Volker Brüchert1, Jonas Fredriksson2, Adam Ulfsbo3, Christian Stranne4, Johan Nilsson5, Alan C Mix6, Brendan T Reilly7, Larry A Mayer8 and Martin Jakobsson4, (1)Stockholm University, Geological Sciences and Bolin Centre for Climate Research, Stockholm, Sweden, (2)Stockholm University, Geological Sciences, Stockholm, Sweden, (3)University of Gothenburg, Gothenburg, Sweden, (4)Stockholm University, Department of Geological Sciences, Stockholm, Sweden, (5)Stockholm University, Department of meteorology, Stockholm, Sweden, (6)Oregon State University, College of Earth, Ocean, and Atmospheric Sciences, Corvallis, United States, (7)Lamont-Doherty Earth Observatory, Palisades, United States, (8)Univ of New Hampshire, Durham, NH, United States
Abstract:
Subglacial runoff plays an important role for coastal marine ecosystems and future coastal Arctic ocean nutrient budgets.
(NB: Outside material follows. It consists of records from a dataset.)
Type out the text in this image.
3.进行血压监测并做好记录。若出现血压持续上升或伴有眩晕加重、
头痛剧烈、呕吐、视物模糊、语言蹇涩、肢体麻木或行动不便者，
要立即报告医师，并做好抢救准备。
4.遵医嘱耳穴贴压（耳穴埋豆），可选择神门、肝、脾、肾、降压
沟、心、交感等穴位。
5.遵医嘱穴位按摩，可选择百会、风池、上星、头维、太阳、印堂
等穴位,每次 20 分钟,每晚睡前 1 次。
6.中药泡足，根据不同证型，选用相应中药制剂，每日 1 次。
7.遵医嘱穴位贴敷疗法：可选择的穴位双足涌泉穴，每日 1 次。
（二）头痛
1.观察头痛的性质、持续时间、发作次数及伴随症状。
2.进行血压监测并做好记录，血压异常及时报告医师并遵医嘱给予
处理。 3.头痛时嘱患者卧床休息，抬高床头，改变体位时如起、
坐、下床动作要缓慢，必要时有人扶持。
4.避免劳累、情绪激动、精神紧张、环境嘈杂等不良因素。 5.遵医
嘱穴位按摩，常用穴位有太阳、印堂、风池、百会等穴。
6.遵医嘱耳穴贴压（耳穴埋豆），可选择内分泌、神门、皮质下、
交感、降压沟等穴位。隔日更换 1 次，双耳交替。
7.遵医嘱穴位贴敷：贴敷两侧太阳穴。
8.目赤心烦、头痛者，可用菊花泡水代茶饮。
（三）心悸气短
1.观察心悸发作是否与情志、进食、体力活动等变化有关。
The Greenland icesheet has lost about 3600 Gigatons since 1990, and up to 40 percent of this mass may have been transported to the north by marine-terminating outlet glaciers such as the Ryder and Petermann fjords in northern Greenland. Subglacial discharge of meltwater into the fjords is an important component of the mass loss. We present data on nutrient concentrations, dissolved inorganic carbon, sediment oxygen uptake, and sediment carbon mineralization rates in the Ryder and Petermann fjord waters and sediments to understand carbon and nutrient cycling in northern Greenland fjord systems. These are the first data on benthic nutrient and oxygen exchange reported for the Ryder fjord and provide important new constraints on the spatial extent of potential future melting-associated fertilization processes on the northern Greenland coast. Sediments inside the silled fjords in perched basins and close to the glacial tongue had oxygen uptake rates that were up to nine times higher when compared to sediments in the adjacent, near-perennially ice-covered Lincoln Sea. These differences are attributed to the combined effects of lesser ice cover in the fjords, higher light availability, and fertilization from glacial runoff.